Tuesday, October 16, 2012

Roots

I wanted to try this little experiment for a couple of years. 

There are claims around the internet that you can grow potatoes in almost anything. Being short of garden space due to other experimental crops, I had these two exploded rain barrels that either had to be taken to the EcoStation or used for something that needed drainage.  That reminds me.  I must empty my rain barrels or I'll have three more potato containers next spring!

So, these were the only potatoes I planted this year.


 They grew and grew and grew.  I kept burying them in fresh soil and straw as they grew until I got tired of the whole exercise.  They were probably 3/4 full this morning though.  The greens just died off last week with the frost so I wasn't in a rush to harvest them.
 

However, yesterday we dug potatoes out of my brother-in-law's weedy garden and it was fun to unearth and discover all of the potatoes.  Like a treasure hunt, really.

So, today I was inspired to get out into the sunshine and have a treasure hunt of my own at home.  I pulled out some of the straw (nothing growing), then some soil (still nothing), then some straw (nothing) and more soil (still nothing), and finally at the very bottom of each rain barrel there were a few potatoes.  


Well, that was not like a treasure hunt at all.  We'll eat them for supper, but I'm sure the little bag of seed potatoes weighed more in the spring.   Poo.  I'll probably try one more time next year, maybe in another location.  It's not like it cost anything or took any time, and I got to procrastinate about that trip to the EcoStation.  Does that still make it a "win"?

The carrots were better.  Just so a remember, I want to hold off on eating carrots until after frost next year.  We always jump the gun and start eating our new carrots in July or August, but those ones taste vaguely of dirt.  Now they are sweet and yummy.



And unfortunately, we ate half of them while they still tasted like dirt.  Oh well.  Life is a learning process, right?

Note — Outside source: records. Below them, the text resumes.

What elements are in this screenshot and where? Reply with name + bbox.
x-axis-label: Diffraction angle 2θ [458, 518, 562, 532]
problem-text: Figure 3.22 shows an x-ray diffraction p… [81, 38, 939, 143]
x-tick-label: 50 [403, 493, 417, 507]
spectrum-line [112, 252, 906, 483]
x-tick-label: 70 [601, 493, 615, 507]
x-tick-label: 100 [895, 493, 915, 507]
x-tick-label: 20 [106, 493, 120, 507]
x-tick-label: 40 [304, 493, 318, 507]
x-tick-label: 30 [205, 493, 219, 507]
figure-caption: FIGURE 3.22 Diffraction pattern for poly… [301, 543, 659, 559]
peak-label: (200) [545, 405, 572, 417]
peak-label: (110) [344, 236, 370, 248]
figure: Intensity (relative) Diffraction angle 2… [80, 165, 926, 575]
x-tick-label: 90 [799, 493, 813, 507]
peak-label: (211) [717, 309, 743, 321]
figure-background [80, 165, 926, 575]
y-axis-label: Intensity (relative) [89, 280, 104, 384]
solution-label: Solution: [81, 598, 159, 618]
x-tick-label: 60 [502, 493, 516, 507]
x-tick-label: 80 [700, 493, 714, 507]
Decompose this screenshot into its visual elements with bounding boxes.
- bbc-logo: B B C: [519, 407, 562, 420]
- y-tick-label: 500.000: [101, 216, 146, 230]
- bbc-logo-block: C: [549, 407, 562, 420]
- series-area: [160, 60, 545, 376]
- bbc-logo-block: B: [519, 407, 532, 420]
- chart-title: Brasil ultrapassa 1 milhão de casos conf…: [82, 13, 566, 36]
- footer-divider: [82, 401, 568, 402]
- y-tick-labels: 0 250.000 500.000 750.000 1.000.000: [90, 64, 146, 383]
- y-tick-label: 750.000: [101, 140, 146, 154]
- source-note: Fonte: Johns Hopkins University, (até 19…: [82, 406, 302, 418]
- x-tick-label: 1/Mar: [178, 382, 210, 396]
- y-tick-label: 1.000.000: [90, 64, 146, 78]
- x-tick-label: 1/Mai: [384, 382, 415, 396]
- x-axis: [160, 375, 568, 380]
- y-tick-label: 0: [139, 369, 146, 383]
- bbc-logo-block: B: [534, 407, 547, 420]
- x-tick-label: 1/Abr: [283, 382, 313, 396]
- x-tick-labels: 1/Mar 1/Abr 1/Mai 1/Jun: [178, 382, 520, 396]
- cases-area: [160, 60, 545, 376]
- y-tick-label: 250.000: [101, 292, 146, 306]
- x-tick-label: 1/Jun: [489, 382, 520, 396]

And the last gardening thing I did today was to finally pick our own apples.  Hail damaged and few, it's the first year that we've really had any apples to speak of on our own trees.  

 

The gardens and yard are almost ready for winter now.  I've got some chairs to put away and if I have time or inclination, I can still cut back a bunch of perennials, or I could leave them to trap snow.  Either way, I feel sort of on top of things in the garden this year.  Phew!  I have not always been able to say that.  Two years ago I was still looking about my frozen lawn chairs in February, unable to move them due to ice and deep piles of snow. 

Winter can still take its sweet time getting here though.  I'm in no rush.